There are others whose stories are so outrageous that they must be true.

I sometimes feel, as I am putting something together, that it might seem true and factual to me but I know that other people involved might argue with the timing or the conclusions I’ve drawn or the coherence of the story. There are ethical shadows that fall in that columnist’s space.

A journalist writing a news story knows to be aware of conflict of interest and gives those written about the right of reply. But if a columnist is going to write about emotion, or experience, or events that have psychological impact in a column, you are going to drag other people into it whether they like it or not. And, believe me, what they will like and what they will not is sometimes hard to judge.

You can make a truthful remark about something very minor that will upset people who thought a. you had no right to be talking about that, and b. that you have taken part of their story and worse, told it all wrong.

This is similar to the betrayal Helen Garner has most aptly described as the shock of seeing oneself presented without the explanatory tone one would adopt were one to tell the story oneself.

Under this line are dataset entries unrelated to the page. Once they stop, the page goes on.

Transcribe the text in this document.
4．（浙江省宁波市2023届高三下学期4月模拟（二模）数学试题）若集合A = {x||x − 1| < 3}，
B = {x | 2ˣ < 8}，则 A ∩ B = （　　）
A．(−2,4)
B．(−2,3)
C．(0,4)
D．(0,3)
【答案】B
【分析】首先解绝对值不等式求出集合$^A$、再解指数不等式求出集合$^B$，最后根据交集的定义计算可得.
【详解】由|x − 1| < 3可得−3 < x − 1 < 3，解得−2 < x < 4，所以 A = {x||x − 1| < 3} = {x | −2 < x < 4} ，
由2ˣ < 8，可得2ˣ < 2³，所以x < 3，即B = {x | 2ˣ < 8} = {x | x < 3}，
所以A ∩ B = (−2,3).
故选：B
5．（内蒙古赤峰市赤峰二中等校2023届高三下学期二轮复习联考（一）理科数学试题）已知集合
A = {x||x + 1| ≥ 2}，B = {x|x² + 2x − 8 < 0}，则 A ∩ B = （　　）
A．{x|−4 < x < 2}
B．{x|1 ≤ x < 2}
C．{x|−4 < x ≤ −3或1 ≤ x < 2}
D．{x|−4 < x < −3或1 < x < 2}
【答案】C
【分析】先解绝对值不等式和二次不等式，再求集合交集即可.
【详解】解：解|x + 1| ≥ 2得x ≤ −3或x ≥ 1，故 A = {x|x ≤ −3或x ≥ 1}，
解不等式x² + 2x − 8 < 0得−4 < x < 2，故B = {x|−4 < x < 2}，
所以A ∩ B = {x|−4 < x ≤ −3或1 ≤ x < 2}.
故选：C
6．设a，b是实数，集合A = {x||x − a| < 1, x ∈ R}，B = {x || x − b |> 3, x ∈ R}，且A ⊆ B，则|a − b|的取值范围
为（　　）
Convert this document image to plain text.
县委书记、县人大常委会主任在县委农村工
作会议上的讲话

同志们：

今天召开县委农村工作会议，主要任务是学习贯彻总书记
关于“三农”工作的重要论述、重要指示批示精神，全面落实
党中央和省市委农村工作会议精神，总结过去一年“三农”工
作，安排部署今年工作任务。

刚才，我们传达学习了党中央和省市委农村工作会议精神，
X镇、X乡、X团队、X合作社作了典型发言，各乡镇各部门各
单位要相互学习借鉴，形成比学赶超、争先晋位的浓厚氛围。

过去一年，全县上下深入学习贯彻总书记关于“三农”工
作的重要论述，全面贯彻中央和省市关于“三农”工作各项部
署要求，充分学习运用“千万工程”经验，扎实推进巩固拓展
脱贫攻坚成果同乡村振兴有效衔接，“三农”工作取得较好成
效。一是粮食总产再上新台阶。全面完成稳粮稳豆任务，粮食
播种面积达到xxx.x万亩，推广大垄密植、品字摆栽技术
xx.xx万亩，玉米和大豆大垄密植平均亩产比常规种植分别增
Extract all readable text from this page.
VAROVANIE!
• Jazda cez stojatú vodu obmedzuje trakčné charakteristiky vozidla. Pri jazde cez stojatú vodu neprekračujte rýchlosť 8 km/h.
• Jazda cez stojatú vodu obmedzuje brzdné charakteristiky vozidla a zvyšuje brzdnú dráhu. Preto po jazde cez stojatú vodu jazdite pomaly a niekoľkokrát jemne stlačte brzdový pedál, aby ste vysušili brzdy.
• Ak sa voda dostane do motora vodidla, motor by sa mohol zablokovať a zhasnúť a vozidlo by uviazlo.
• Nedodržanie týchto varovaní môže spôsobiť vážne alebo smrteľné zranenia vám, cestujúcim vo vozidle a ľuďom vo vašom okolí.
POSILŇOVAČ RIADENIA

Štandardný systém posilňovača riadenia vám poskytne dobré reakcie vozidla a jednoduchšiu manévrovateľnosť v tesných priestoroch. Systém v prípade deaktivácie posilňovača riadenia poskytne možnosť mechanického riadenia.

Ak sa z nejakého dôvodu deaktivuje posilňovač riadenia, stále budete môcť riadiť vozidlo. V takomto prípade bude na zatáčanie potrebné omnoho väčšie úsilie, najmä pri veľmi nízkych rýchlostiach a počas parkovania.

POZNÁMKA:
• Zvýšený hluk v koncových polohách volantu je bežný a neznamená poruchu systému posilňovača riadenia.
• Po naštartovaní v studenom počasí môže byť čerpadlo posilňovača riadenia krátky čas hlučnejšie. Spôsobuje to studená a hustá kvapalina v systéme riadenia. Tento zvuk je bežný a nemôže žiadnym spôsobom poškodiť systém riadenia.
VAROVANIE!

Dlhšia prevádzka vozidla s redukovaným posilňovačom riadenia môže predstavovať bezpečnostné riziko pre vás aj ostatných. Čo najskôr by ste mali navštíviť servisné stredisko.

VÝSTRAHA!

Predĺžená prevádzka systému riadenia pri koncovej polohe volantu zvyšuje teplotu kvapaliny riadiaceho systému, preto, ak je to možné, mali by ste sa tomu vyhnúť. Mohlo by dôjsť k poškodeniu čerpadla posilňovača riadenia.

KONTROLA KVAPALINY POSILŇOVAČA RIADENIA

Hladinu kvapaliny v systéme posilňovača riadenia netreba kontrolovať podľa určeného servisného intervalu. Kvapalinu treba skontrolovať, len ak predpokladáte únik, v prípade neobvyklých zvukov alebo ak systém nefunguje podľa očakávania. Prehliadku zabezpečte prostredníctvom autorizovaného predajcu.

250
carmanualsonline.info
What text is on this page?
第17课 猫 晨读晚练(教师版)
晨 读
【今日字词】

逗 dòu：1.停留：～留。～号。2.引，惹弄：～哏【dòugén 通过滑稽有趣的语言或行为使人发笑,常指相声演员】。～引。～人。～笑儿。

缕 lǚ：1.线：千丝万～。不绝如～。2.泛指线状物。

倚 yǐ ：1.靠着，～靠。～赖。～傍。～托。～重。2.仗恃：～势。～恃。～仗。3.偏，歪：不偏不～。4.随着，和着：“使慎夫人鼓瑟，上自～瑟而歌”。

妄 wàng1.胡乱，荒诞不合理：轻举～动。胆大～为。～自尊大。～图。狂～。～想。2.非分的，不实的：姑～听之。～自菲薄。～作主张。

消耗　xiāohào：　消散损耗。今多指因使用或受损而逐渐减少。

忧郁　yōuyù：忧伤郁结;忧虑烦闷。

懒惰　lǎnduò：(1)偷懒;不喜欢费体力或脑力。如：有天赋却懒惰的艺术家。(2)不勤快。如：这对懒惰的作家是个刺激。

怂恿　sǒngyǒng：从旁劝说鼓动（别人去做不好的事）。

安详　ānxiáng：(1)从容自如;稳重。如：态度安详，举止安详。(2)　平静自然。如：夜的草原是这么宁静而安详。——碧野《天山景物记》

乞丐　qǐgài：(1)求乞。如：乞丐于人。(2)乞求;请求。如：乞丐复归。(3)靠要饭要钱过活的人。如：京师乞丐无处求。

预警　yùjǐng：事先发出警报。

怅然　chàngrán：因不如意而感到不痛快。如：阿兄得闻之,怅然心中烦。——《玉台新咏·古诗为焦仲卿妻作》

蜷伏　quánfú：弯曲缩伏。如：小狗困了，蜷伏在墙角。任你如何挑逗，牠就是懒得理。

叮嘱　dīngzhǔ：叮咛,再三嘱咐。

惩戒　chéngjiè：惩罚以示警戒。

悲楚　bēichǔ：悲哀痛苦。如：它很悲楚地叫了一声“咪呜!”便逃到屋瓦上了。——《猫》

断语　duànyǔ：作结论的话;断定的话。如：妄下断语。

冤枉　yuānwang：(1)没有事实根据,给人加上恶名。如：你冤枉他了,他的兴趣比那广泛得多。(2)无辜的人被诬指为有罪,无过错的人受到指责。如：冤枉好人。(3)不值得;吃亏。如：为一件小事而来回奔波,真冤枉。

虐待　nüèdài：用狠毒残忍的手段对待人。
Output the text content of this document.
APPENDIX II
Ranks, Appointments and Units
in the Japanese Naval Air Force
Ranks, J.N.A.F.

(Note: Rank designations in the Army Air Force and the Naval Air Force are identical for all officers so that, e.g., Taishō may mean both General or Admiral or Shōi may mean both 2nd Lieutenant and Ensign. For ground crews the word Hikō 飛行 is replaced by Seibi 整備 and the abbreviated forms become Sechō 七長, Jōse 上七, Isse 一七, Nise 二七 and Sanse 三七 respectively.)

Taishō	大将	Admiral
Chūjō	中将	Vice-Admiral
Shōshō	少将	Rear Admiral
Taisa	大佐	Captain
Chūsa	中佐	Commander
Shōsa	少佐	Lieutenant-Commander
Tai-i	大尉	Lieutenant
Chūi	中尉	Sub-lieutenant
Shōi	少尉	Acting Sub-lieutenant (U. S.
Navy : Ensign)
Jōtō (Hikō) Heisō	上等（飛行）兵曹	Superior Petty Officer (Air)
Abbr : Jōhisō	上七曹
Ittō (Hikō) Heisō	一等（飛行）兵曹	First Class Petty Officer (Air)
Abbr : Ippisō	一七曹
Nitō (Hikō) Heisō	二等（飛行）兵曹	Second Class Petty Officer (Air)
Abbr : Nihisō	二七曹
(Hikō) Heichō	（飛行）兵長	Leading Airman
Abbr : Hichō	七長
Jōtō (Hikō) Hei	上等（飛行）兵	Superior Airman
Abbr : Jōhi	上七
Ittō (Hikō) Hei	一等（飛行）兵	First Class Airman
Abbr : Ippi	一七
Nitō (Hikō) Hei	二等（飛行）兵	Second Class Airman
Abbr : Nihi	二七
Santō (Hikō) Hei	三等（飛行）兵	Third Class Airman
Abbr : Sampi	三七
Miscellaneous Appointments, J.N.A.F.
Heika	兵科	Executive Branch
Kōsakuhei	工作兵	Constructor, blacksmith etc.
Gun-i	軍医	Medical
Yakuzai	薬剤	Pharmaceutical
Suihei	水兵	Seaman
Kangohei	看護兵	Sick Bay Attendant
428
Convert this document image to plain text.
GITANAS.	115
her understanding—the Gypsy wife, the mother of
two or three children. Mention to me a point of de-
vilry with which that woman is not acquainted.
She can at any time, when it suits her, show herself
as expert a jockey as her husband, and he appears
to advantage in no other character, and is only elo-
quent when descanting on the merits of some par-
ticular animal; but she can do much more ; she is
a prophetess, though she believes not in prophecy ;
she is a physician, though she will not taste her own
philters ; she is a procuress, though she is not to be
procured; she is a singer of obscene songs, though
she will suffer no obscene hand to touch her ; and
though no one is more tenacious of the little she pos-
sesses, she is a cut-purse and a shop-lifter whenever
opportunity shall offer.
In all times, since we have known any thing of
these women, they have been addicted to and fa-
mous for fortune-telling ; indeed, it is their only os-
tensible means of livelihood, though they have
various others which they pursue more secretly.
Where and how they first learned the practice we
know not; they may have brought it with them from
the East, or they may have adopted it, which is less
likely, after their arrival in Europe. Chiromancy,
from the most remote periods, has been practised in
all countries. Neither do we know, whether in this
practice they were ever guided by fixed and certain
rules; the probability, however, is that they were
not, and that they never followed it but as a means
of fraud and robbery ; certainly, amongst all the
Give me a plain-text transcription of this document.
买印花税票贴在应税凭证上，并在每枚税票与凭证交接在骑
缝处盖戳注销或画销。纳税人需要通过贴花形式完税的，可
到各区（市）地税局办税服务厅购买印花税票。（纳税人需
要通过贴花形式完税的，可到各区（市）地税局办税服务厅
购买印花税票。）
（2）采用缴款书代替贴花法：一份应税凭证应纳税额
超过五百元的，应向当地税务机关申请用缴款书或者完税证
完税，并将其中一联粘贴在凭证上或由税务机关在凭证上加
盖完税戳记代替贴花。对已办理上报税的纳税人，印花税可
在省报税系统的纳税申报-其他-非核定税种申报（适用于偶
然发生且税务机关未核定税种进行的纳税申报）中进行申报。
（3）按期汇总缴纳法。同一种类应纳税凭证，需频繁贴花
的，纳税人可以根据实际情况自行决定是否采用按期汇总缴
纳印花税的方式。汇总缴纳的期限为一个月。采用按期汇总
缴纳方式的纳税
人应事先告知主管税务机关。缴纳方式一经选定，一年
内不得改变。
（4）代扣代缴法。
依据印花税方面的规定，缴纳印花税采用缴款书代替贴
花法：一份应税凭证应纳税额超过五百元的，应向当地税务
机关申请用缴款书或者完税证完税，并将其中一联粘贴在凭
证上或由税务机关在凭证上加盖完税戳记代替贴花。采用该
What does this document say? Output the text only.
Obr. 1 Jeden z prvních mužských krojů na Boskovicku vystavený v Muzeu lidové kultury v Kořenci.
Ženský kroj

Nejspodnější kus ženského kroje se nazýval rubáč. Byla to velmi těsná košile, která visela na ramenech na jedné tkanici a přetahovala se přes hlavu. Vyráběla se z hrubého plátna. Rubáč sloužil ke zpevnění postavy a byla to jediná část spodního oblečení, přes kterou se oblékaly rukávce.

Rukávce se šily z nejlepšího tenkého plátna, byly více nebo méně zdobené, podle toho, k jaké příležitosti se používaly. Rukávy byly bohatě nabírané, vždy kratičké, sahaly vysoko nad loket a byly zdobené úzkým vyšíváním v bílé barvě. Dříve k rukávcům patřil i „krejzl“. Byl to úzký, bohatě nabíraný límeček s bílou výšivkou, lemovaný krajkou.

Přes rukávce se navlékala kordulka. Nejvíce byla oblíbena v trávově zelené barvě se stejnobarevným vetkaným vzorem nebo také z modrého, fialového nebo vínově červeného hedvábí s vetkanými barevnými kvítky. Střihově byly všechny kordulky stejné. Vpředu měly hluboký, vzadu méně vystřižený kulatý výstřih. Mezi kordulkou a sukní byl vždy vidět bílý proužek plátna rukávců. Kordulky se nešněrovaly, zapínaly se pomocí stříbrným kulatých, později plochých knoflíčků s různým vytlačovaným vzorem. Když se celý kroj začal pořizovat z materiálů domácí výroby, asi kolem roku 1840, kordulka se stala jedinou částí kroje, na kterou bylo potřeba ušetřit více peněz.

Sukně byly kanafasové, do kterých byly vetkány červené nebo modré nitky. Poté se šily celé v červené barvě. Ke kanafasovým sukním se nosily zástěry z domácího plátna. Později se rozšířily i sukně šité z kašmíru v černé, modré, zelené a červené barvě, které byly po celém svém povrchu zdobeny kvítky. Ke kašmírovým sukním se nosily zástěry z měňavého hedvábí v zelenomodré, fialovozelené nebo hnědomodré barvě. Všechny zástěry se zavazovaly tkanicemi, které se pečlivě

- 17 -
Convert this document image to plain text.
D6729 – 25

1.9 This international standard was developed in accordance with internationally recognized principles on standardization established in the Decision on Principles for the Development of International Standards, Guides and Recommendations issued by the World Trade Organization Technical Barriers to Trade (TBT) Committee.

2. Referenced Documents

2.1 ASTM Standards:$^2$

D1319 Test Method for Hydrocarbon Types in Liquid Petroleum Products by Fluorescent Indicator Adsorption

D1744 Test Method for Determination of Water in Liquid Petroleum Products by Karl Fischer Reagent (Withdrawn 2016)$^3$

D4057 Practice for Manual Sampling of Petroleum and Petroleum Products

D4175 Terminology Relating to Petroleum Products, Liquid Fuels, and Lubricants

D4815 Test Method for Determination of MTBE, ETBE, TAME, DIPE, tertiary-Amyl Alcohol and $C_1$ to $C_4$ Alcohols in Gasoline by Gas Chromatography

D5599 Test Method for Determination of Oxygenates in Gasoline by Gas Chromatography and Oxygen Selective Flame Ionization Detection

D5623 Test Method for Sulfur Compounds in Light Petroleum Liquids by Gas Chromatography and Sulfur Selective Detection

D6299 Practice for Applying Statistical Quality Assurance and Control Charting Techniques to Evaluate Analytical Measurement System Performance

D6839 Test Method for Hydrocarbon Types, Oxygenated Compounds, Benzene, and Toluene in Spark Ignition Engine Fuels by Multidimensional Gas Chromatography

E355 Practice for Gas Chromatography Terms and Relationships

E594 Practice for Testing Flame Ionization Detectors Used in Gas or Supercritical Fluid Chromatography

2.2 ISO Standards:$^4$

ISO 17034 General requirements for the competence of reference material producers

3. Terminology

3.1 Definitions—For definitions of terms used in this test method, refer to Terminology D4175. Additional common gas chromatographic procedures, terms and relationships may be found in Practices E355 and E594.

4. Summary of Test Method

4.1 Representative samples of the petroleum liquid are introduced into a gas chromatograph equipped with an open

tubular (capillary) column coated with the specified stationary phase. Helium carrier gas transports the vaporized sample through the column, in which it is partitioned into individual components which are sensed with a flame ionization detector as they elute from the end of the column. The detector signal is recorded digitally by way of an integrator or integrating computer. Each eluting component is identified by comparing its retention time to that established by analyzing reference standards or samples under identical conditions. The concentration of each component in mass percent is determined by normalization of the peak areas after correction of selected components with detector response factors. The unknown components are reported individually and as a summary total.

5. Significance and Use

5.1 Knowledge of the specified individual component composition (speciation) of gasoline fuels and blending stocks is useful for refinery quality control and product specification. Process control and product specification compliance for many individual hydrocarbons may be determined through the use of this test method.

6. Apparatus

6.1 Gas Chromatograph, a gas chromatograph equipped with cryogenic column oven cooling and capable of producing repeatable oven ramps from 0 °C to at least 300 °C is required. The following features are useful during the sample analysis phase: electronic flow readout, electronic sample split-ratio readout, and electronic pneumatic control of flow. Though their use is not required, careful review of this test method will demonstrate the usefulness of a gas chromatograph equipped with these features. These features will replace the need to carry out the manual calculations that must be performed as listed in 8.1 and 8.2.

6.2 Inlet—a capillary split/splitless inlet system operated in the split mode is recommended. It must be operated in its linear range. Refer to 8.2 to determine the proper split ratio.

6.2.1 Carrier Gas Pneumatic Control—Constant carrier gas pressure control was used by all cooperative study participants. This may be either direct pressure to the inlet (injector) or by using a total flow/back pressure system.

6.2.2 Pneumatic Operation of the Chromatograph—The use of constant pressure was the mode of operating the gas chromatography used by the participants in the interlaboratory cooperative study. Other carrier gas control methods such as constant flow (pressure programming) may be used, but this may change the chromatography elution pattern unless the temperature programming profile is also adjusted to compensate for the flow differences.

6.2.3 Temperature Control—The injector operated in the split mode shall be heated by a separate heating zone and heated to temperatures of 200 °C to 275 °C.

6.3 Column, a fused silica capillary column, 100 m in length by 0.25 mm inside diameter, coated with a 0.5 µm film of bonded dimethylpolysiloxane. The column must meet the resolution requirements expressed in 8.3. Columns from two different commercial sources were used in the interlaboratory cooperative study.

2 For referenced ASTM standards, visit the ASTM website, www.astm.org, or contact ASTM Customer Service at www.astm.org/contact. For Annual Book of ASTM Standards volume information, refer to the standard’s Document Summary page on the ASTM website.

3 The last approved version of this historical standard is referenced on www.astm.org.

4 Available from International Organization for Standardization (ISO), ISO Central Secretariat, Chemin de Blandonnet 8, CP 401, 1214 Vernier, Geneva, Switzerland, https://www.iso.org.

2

It might be fact but without that tonal mediation, it has, as far as the injured party is concerned, strayed away from the truth.

Subjects are one thing but a columnist is also closely observed by readers. Readers make a lot of deductions about someone whose work they read every week. They might even imagine, after a suitably long time, that they know the writer. They have, after all, read the columnists thoughts about a range of issues and might even have heard some stories about the columnist’s life or their friends’ lives or their families’ lives.
The two most disconcerting things for a columnist are that the readers tend to assume that your opinion is your experience; and that some readers truly believe that you are writing the material just for them.

The good thing is that you can take a bit of a chance with a column – you can ask the reader to go along with you for a while and if they know you a little or trust you, they might tag along for the ride. They write to you, talk or argue with you, and, if you’re lucky, cast a few of their own facts and a little of their fiction across the line.